Arnd Bergmann, der für die Kernel-Pakete bei SUSE verantwortlich ist, hat einen zweiten Versuch unternommen, den Linux-Kernel von Code zur Unterstützung veralteter ARM-Plattformen zu bereinigen, die kaum genutzt werden und die Wartung der aktuellen Subsysteme stören. Der erste Versuch wurde im August 2024 unternommen, kam jedoch nicht voran, obwohl die Kernel-Entwickler zustimmten, die Bereinigung 2025 oder 2026 nach der Bildung entsprechender LTS-Zweige des Kernels durchzuführen. Im zweiten Patch-Set hat Arnd die Informationen aktualisiert und Warnungen über die Umstellung von Plattformen auf den Status veraltet in die Konfigurationsdateien eingefügt. Tatsächlich wird vorgeschlagen, die markierten Plattformen im Kernel 7.4 zu entfernen, der Anfang 2027 erwartet wird.
Geplant zur Entfernung:
- Alle Support-Dateien für Plattformen, die nicht auf die Verwendung der Device-Tree-Struktur umgestellt wurden. Ausnahmen werden nur für die Plattformen OMAP1 und S3C (ARCH_S3C64XX) gemacht, da der Code zur Unterstützung von OMAP1 gerade in den Prozess der Umstellung auf Device Tree übergeht und die S3C-Boards weiterhin aktiv genutzt werden. Unter anderem wird standardmäßig die Unterstützung der ATAGS-Struktur (ARM Tag-Area) deaktiviert, die verwendet wurde, um Konfigurationsinformationen vor der Einführung von Device Tree zu übermitteln.
- Unterstützung für die erweiterte Befehlsoberfläche iWMMXt, die ab GCC 14 als veraltet gilt.
- Die Architektur ARMv6/ARM1136r0, die in SoCs wie ARM1136r0p (NXP i.MX31) und OMAP24xx (Nokia N8xx) verwendet wird. Das Entfernen betrifft nicht die Architektur ARMv6K (ARM1136r1/ARM1176).
- Mikrocontroller auf Basis von Cortex-M3/M4/M7-Prozessoren (stm32, imxrt, lpc18xx, samv7) – die letzten im Kernel unterstützten Chips ohne Speicherverwaltungseinheit (MMU).
- RiscPC – die älteste der im Kernel unterstützten Plattformen.
- Plattformen LSI Axxia.
- Emulator für die Ausführung von Gleitkomma-Operationen NWFPE (No Floating Point Emulator), OABI und OABI-Kompatibilitätsmodus (OABI_COMPAT), der das Ausführen von ausführbaren Dateien, die für OABI kompiliert wurden, unter einem Kernel mit EABI ermöglicht. Diese Subsysteme werden nur auf Geräten mit StrongARM-Prozessoren auf ARMv4-Basis angewendet und bis zur Entfernung der Unterstützung für StrongARM im Kernel verbleiben.
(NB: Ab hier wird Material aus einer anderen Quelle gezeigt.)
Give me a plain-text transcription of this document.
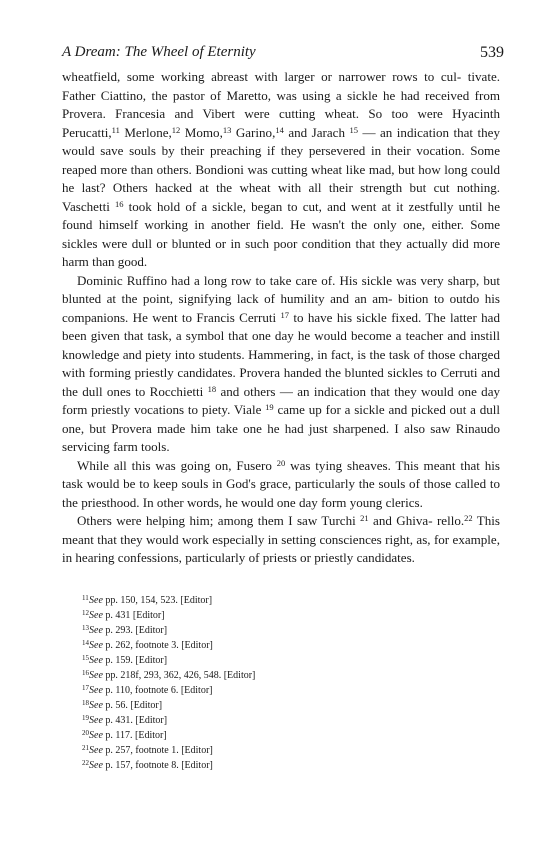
A Dream: The Wheel of Eternity	539

wheatfield, some working abreast with larger or narrower rows to cul- tivate. Father Ciattino, the pastor of Maretto, was using a sickle he had received from Provera. Francesia and Vibert were cutting wheat. So too were Hyacinth Perucatti,$^{11}$ Merlone,$^{12}$ Momo,$^{13}$ Garino,$^{14}$ and Jarach $^{15}$ — an indication that they would save souls by their preaching if they persevered in their vocation. Some reaped more than others. Bondioni was cutting wheat like mad, but how long could he last? Others hacked at the wheat with all their strength but cut nothing. Vaschetti $^{16}$ took hold of a sickle, began to cut, and went at it zestfully until he found himself working in another field. He wasn't the only one, either. Some sickles were dull or blunted or in such poor condition that they actually did more harm than good.

Dominic Ruffino had a long row to take care of. His sickle was very sharp, but blunted at the point, signifying lack of humility and an am- bition to outdo his companions. He went to Francis Cerruti $^{17}$ to have his sickle fixed. The latter had been given that task, a symbol that one day he would become a teacher and instill knowledge and piety into students. Hammering, in fact, is the task of those charged with forming priestly candidates. Provera handed the blunted sickles to Cerruti and the dull ones to Rocchietti $^{18}$ and others — an indication that they would one day form priestly vocations to piety. Viale $^{19}$ came up for a sickle and picked out a dull one, but Provera made him take one he had just sharpened. I also saw Rinaudo servicing farm tools.

While all this was going on, Fusero $^{20}$ was tying sheaves. This meant that his task would be to keep souls in God's grace, particularly the souls of those called to the priesthood. In other words, he would one day form young clerics.

Others were helping him; among them I saw Turchi $^{21}$ and Ghiva- rello.$^{22}$ This meant that they would work especially in setting consciences right, as, for example, in hearing confessions, particularly of priests or priestly candidates.

11See pp. 150, 154, 523. [Editor]
12See p. 431 [Editor]
13See p. 293. [Editor]
14See p. 262, footnote 3. [Editor]
15See p. 159. [Editor]
16See pp. 218f, 293, 362, 426, 548. [Editor]
17See p. 110, footnote 6. [Editor]
18See p. 56. [Editor]
19See p. 431. [Editor]
20See p. 117. [Editor]
21See p. 257, footnote 1. [Editor]
22See p. 157, footnote 8. [Editor]
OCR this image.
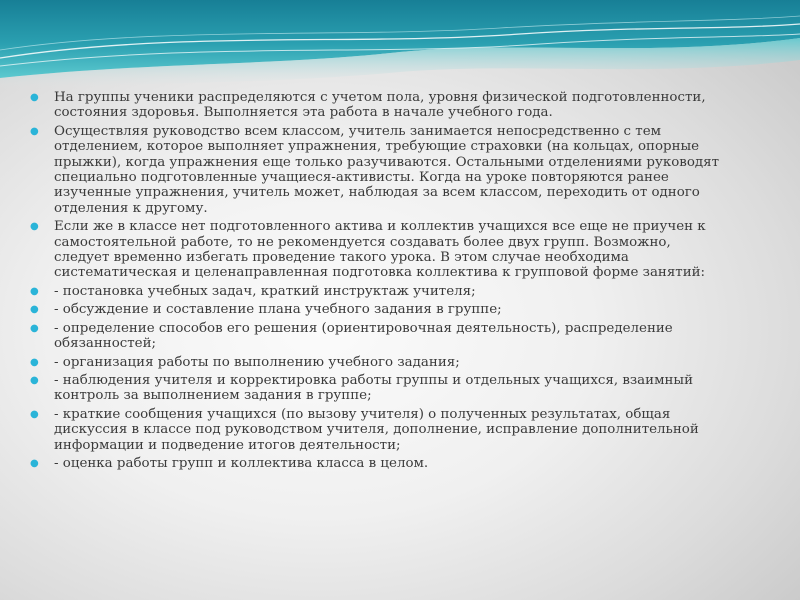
● На группы ученики распределяются с учетом пола, уровня физической подготовленности, состояния здоровья. Выполняется эта работа в начале учебного года.
● Осуществляя руководство всем классом, учитель занимается непосредственно с тем отделением, которое выполняет упражнения, требующие страховки (на кольцах, опорные прыжки), когда упражнения еще только разучиваются. Остальными отделениями руководят специально подготовленные учащиеся-активисты. Когда на уроке повторяются ранее изученные упражнения, учитель может, наблюдая за всем классом, переходить от одного отделения к другому.
● Если же в классе нет подготовленного актива и коллектив учащихся все еще не приучен к самостоятельной работе, то не рекомендуется создавать более двух групп. Возможно, следует временно избегать проведение такого урока. В этом случае необходима систематическая и целенаправленная подготовка коллектива к групповой форме занятий:
● - постановка учебных задач, краткий инструктаж учителя;
● - обсуждение и составление плана учебного задания в группе;
● - определение способов его решения (ориентировочная деятельность), распределение обязанностей;
● - организация работы по выполнению учебного задания;
● - наблюдения учителя и корректировка работы группы и отдельных учащихся, взаимный контроль за выполнением задания в группе;
● - краткие сообщения учащихся (по вызову учителя) о полученных результатах, общая дискуссия в классе под руководством учителя, дополнение, исправление дополнительной информации и подведение итогов деятельности;
● - оценка работы групп и коллектива класса в целом.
- Die Struktur param_struct, die bis zu ATAGS (ARM Tag-Area) verwendet wurde, wurde 2001 als veraltet erklärt und war bereits 2006 zur Entfernung vorgesehen.
- Als veraltet und nicht funktionsfähig (broken) gekennzeichnet, wird die BE8 (big-endian ARMv7) Betriebsart, von der bislang kein Entfernen geplant ist, da sie für die Testung von Benutzerraumkomponenten auf big-endian Systemen von Interesse ist. Die Unterstützung der big-endian Variante ARMv5 bleibt bestehen, da sie in den Prozessoren ixp4xx verwendet wird, die im Einsatz sind.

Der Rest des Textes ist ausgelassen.